Darley Prix Morny winner Dabirism

Sunday Silence dominated Japanese breeding throughout his phenomenally successful stud career, and now his sons seem to have things similarly sewn up there. However, he has been given precocious few chances to prove his merit as a sire of sires in the other major racing nations.

The few Sunday Silence stallions, though, who have been sent abroad have generally done very well, notwithstanding the fact that they have generally been afforded scant opportunities by mare-owners.

One might have thought that, after the Sunday Silence stallion Divine Light had come up with the 2008 1,000 Guineas winner Natagora from the small book of mares which he had covered at Haras de Lonray in France, we’d be seeing more Sunday Silence stallions given more chances in Europe.

However, that still hasn’t come to pass to any significant extent – but that could all change henceforth, following Dabirsim’s emergence as a two-year-old of exceptional promise.

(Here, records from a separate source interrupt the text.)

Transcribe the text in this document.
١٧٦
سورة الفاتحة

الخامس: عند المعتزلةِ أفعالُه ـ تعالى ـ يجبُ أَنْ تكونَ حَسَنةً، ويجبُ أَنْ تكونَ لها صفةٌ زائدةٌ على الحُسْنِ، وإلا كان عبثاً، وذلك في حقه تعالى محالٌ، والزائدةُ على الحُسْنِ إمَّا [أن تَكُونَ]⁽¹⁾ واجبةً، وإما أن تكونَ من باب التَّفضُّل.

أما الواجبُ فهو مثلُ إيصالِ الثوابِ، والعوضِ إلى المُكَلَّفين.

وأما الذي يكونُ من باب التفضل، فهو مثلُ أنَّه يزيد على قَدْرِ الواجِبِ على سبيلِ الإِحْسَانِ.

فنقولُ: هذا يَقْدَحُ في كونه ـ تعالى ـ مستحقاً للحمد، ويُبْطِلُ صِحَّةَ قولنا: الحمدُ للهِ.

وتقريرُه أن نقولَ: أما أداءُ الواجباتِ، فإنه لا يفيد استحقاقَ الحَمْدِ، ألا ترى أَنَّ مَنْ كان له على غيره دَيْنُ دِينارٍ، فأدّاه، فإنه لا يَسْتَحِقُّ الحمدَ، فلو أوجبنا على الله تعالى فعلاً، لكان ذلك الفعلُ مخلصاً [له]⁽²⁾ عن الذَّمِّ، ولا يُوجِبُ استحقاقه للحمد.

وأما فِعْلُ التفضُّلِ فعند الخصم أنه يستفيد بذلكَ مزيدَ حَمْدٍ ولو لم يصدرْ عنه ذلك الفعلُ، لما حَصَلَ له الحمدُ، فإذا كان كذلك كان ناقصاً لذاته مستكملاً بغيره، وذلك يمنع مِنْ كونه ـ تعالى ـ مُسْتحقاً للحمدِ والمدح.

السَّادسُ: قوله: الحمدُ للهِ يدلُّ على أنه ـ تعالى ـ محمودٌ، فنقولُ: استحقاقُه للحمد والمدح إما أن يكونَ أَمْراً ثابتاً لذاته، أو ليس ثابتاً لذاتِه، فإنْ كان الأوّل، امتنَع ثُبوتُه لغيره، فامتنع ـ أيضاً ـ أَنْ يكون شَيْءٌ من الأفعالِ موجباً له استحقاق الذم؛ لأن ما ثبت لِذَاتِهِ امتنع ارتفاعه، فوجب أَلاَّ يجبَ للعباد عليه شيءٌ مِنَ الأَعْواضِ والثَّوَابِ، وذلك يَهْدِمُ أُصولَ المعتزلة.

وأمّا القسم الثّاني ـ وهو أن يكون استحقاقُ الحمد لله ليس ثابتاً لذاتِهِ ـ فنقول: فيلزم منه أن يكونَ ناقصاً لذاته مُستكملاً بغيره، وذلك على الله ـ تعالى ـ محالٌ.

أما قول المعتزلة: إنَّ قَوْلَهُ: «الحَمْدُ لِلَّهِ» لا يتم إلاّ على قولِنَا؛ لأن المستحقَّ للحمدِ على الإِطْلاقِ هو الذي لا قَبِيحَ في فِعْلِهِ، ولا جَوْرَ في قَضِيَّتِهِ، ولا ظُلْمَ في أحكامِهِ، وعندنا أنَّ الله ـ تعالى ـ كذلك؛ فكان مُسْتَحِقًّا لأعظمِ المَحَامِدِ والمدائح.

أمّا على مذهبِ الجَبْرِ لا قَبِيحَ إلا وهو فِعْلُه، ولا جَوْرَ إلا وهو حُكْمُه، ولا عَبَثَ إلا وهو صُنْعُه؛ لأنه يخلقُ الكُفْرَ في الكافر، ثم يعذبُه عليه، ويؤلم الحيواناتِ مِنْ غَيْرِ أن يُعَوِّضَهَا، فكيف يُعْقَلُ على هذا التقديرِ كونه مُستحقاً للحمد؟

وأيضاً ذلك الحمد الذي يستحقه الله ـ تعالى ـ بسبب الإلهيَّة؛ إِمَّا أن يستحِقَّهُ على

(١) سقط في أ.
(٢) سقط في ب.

The Prix Morny (first run in 1865, the year after the course’s founding) has long been one of Europe’s top juvenile races, its past winners including such champions as My Swallow, Blushing Groom, Machiavellian, Arazi, Zafonic, Johannesburg, Divine Proportions and last year’s winner Dream Ahead.

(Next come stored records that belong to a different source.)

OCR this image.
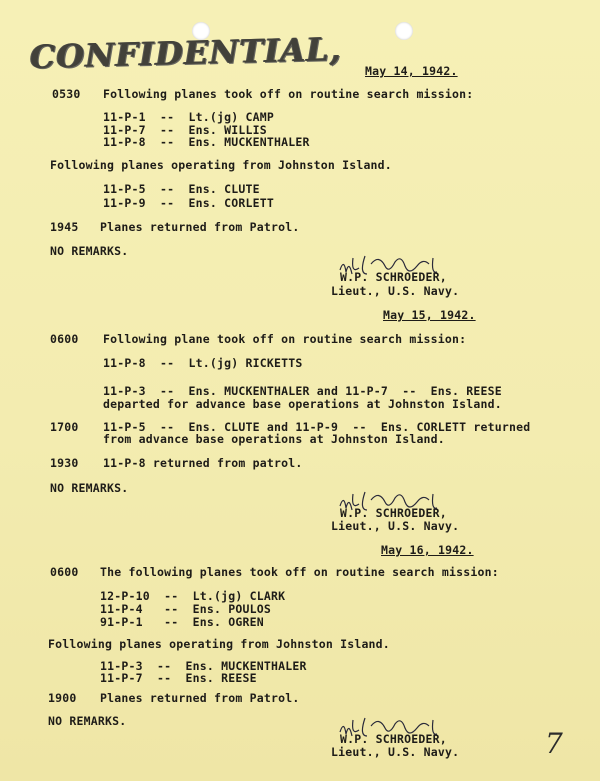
CONFIDENTIAL, May 14, 1942.
0530 Following planes took off on routine search mission:
11-P-1  --  Lt.(jg) CAMP
11-P-7  --  Ens. WILLIS
11-P-8  --  Ens. MUCKENTHALER
Following planes operating from Johnston Island.
11-P-5  --  Ens. CLUTE
11-P-9  --  Ens. CORLETT
1945 Planes returned from Patrol.
NO REMARKS.
W.P. SCHROEDER,
Lieut., U.S. Navy.
May 15, 1942.
0600 Following plane took off on routine search mission:
11-P-8  --  Lt.(jg) RICKETTS
11-P-3  --  Ens. MUCKENTHALER and 11-P-7  --  Ens. REESE
departed for advance base operations at Johnston Island.
1700 11-P-5  --  Ens. CLUTE and 11-P-9  --  Ens. CORLETT returned
from advance base operations at Johnston Island.
1930 11-P-8 returned from patrol.
NO REMARKS.
W.P. SCHROEDER,
Lieut., U.S. Navy.
May 16, 1942.
0600 The following planes took off on routine search mission:
12-P-10  --  Lt.(jg) CLARK
11-P-4   --  Ens. POULOS
91-P-1   --  Ens. OGREN
Following planes operating from Johnston Island.
11-P-3  --  Ens. MUCKENTHALER
11-P-7  --  Ens. REESE
1900 Planes returned from Patrol.
NO REMARKS.
W.P. SCHROEDER,
Lieut., U.S. Navy.	7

By taking the race in effortless style on Sunday, the Christophe Ferland-trained Dabirsim looked as if he deserves to be mentioned in the same class. He looks set to advertise the claims of his sire Hat Trick and thus the merit of Sunday Silence sires in general.

Hat Trick, a dark brown Japanese-bred son of Sunday Silence from the Lost Code mare Tricky Code, was a Grade One winner in his homeland as well as in Hong Kong (where he landed the HK Mile in 2005). Dabirsim is one of three winners to have emerged so far from his first crop, conceived in America at Walmac Farm in Kentucky, where he stands for $6,000.

His victory could not have come at a better time for the team at Haras de Grandcamp which consigns a half-sister to the Morny winner at Arqana’s August Sale on Thursday. The February-foaled filly is by one of France’s leading sires, the Haras du Logis-based stallion Slickly, whose son Meandre won the Grand Prix de Paris in July.